А как тогда должно было?
Дорога вышла из леса, стала тропой, размашистым серпантином пошла вниз. Крутые зеленые склоны с сарайчиками, перед которыми паслись козы. Глубоко внизу поблескивали гнейсовые крыши Кастасеньи. Что-то позвякивало, вдали шумел ручей. Там проходила граница.
Теперь мы шли друг за другом. Папа надел кепку, время от времени указывал рукой на какое-нибудь животное или растение, останавливался от удивления. Удивляться он не разучился. Даже тому, что он в свои восемьдесят лет бродит по этим горам.

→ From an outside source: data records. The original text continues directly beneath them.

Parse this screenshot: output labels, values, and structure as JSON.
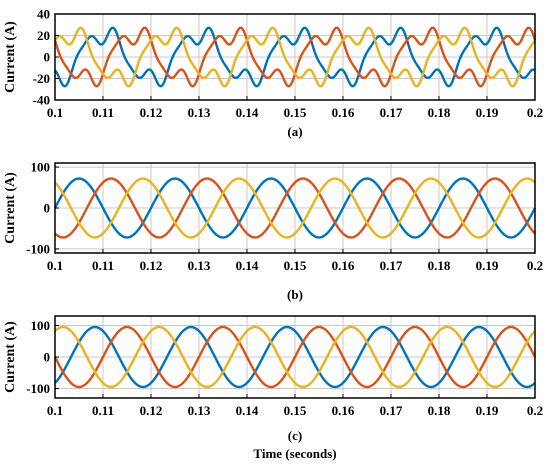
{
  "colors": {
    "phase_a": "#0072BD",
    "phase_b": "#D95319",
    "phase_c": "#EDB120",
    "grid": "#c8c8c8"
  },
  "chart_data": [
    {
      "type": "line",
      "caption": "(a)",
      "ylabel": "Current (A)",
      "xlabel": "",
      "xlim": [
        0.1,
        0.2
      ],
      "ylim": [
        -40,
        40
      ],
      "grid": true,
      "xticks": [
        "0.1",
        "0.11",
        "0.12",
        "0.13",
        "0.14",
        "0.15",
        "0.16",
        "0.17",
        "0.18",
        "0.19",
        "0.2"
      ],
      "yticks": [
        "40",
        "20",
        "0",
        "-20",
        "-40"
      ],
      "frequency_hz": 50,
      "series": [
        {
          "color": "#0072BD",
          "amplitude": 22,
          "phase_deg": -90,
          "distortion": 0.35
        },
        {
          "color": "#D95319",
          "amplitude": 22,
          "phase_deg": 150,
          "distortion": 0.35
        },
        {
          "color": "#EDB120",
          "amplitude": 22,
          "phase_deg": 30,
          "distortion": 0.35
        }
      ]
    },
    {
      "type": "line",
      "caption": "(b)",
      "ylabel": "Current (A)",
      "xlabel": "",
      "xlim": [
        0.1,
        0.2
      ],
      "ylim": [
        -110,
        110
      ],
      "grid": true,
      "xticks": [
        "0.1",
        "0.11",
        "0.12",
        "0.13",
        "0.14",
        "0.15",
        "0.16",
        "0.17",
        "0.18",
        "0.19",
        "0.2"
      ],
      "yticks": [
        "100",
        "0",
        "-100"
      ],
      "frequency_hz": 50,
      "series": [
        {
          "color": "#0072BD",
          "amplitude": 72,
          "phase_deg": 0,
          "distortion": 0
        },
        {
          "color": "#D95319",
          "amplitude": 72,
          "phase_deg": -120,
          "distortion": 0
        },
        {
          "color": "#EDB120",
          "amplitude": 72,
          "phase_deg": 120,
          "distortion": 0
        }
      ]
    },
    {
      "type": "line",
      "caption": "(c)",
      "ylabel": "Current (A)",
      "xlabel": "Time (seconds)",
      "xlim": [
        0.1,
        0.2
      ],
      "ylim": [
        -130,
        130
      ],
      "grid": true,
      "xticks": [
        "0.1",
        "0.11",
        "0.12",
        "0.13",
        "0.14",
        "0.15",
        "0.16",
        "0.17",
        "0.18",
        "0.19",
        "0.2"
      ],
      "yticks": [
        "100",
        "0",
        "-100"
      ],
      "frequency_hz": 50,
      "series": [
        {
          "color": "#0072BD",
          "amplitude": 95,
          "phase_deg": -60,
          "distortion": 0
        },
        {
          "color": "#D95319",
          "amplitude": 95,
          "phase_deg": -180,
          "distortion": 0
        },
        {
          "color": "#EDB120",
          "amplitude": 95,
          "phase_deg": 60,
          "distortion": 0
        }
      ]
    }
  ]
}
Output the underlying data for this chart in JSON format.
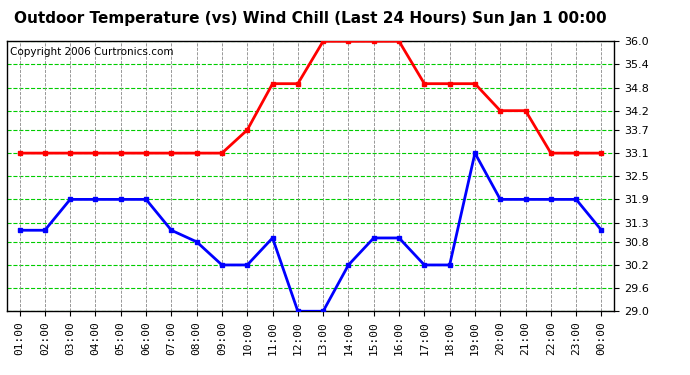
{
  "title": "Outdoor Temperature (vs) Wind Chill (Last 24 Hours) Sun Jan 1 00:00",
  "copyright": "Copyright 2006 Curtronics.com",
  "x_labels": [
    "01:00",
    "02:00",
    "03:00",
    "04:00",
    "05:00",
    "06:00",
    "07:00",
    "08:00",
    "09:00",
    "10:00",
    "11:00",
    "12:00",
    "13:00",
    "14:00",
    "15:00",
    "16:00",
    "17:00",
    "18:00",
    "19:00",
    "20:00",
    "21:00",
    "22:00",
    "23:00",
    "00:00"
  ],
  "ylim": [
    29.0,
    36.0
  ],
  "yticks": [
    29.0,
    29.6,
    30.2,
    30.8,
    31.3,
    31.9,
    32.5,
    33.1,
    33.7,
    34.2,
    34.8,
    35.4,
    36.0
  ],
  "red_line": [
    33.1,
    33.1,
    33.1,
    33.1,
    33.1,
    33.1,
    33.1,
    33.1,
    33.1,
    33.7,
    34.9,
    34.9,
    36.0,
    36.0,
    36.0,
    36.0,
    34.9,
    34.9,
    34.9,
    34.2,
    34.2,
    33.1,
    33.1,
    33.1
  ],
  "blue_line": [
    31.1,
    31.1,
    31.9,
    31.9,
    31.9,
    31.9,
    31.1,
    30.8,
    30.2,
    30.2,
    30.9,
    29.0,
    29.0,
    30.2,
    30.9,
    30.9,
    30.2,
    30.2,
    33.1,
    31.9,
    31.9,
    31.9,
    31.9,
    31.1
  ],
  "red_color": "#ff0000",
  "blue_color": "#0000ff",
  "bg_color": "#ffffff",
  "plot_bg_color": "#ffffff",
  "grid_h_color": "#00cc00",
  "grid_v_color": "#888888",
  "title_fontsize": 11,
  "copyright_fontsize": 7.5,
  "tick_fontsize": 8
}
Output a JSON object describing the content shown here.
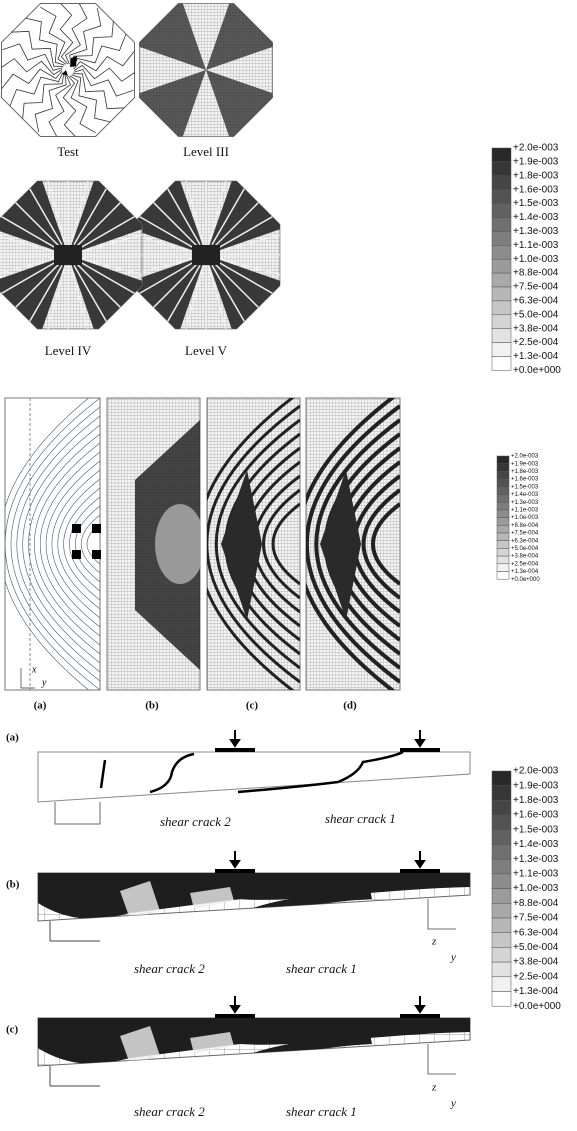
{
  "figure1": {
    "labels": [
      "Test",
      "Level III",
      "Level IV",
      "Level V"
    ]
  },
  "figure2": {
    "labels": [
      "(a)",
      "(b)",
      "(c)",
      "(d)"
    ],
    "axis_x": "x",
    "axis_y": "y"
  },
  "figure3": {
    "labels": [
      "(a)",
      "(b)",
      "(c)"
    ],
    "crack_2": "shear crack 2",
    "crack_1": "shear crack 1",
    "axis_z": "z",
    "axis_y": "y"
  },
  "legend": {
    "labels": [
      "+2.0e-003",
      "+1.9e-003",
      "+1.8e-003",
      "+1.6e-003",
      "+1.5e-003",
      "+1.4e-003",
      "+1.3e-003",
      "+1.1e-003",
      "+1.0e-003",
      "+8.8e-004",
      "+7.5e-004",
      "+6.3e-004",
      "+5.0e-004",
      "+3.8e-004",
      "+2.5e-004",
      "+1.3e-004",
      "+0.0e+000"
    ]
  }
}
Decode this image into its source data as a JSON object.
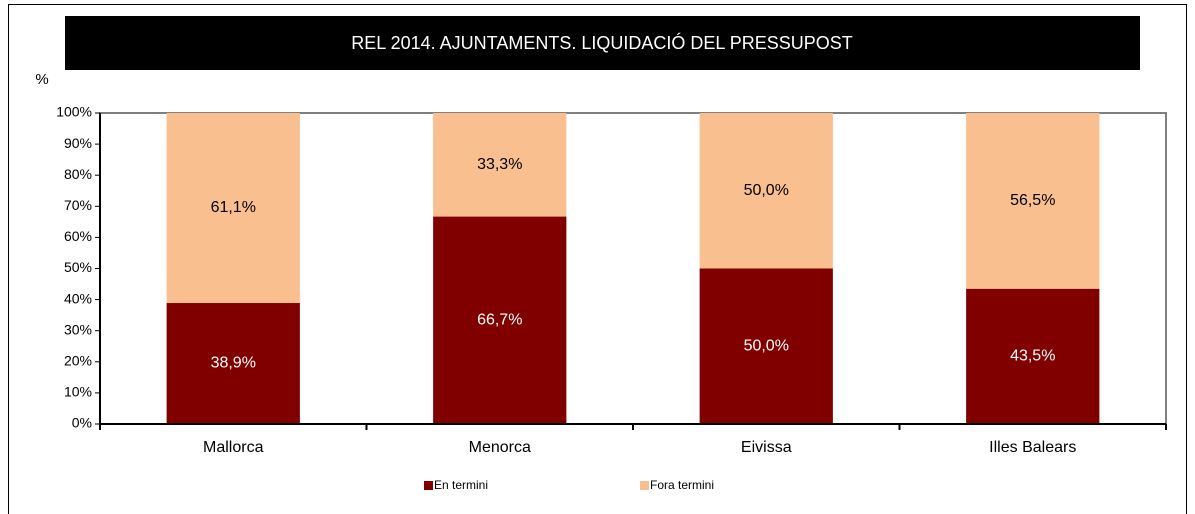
{
  "chart_data": {
    "type": "stacked_bar",
    "title": "REL 2014. AJUNTAMENTS.  LIQUIDACIÓ DEL PRESSUPOST",
    "y_label": "%",
    "categories": [
      "Mallorca",
      "Menorca",
      "Eivissa",
      "Illes Balears"
    ],
    "series": [
      {
        "name": "En termini",
        "color": "#800000",
        "values": [
          38.9,
          66.7,
          50.0,
          43.5
        ],
        "value_labels": [
          "38,9%",
          "66,7%",
          "50,0%",
          "43,5%"
        ]
      },
      {
        "name": "Fora termini",
        "color": "#f9bf8f",
        "values": [
          61.1,
          33.3,
          50.0,
          56.5
        ],
        "value_labels": [
          "61,1%",
          "33,3%",
          "50,0%",
          "56,5%"
        ]
      }
    ],
    "ylim": [
      0,
      100
    ],
    "yticks": [
      {
        "value": 0,
        "label": "0%"
      },
      {
        "value": 10,
        "label": "10%"
      },
      {
        "value": 20,
        "label": "20%"
      },
      {
        "value": 30,
        "label": "30%"
      },
      {
        "value": 40,
        "label": "40%"
      },
      {
        "value": 50,
        "label": "50%"
      },
      {
        "value": 60,
        "label": "60%"
      },
      {
        "value": 70,
        "label": "70%"
      },
      {
        "value": 80,
        "label": "80%"
      },
      {
        "value": 90,
        "label": "90%"
      },
      {
        "value": 100,
        "label": "100%"
      }
    ],
    "legend": "bottom"
  }
}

Четверо его соучеников были убиты в Маутхаузене. Двое сидели в Голи-Отоке. О многих он не знал, куда их разбросало. Миши покончил с собой. А тех, кто выжил, в Будапеште или Любляне, давил тяжелый груз воспоминаний.
И отца тоже. В повторяющихся снах его настигали страхи. Мама говорила: среди ночи он садится в постели, тяжело дыша, в холодном поту. Успокаивается, когда я беру его за руку.
Коровы паслись на широком лугу над Майрой, которая, пенясь, текла в сторону Италии. Назад мы шли молча, нагруженные своими мыслями.
Через три с половиной года он умер. От болезни, которая встречается очень редко и чуть ли не только в Японии, болезни Розаи-Дорфмана.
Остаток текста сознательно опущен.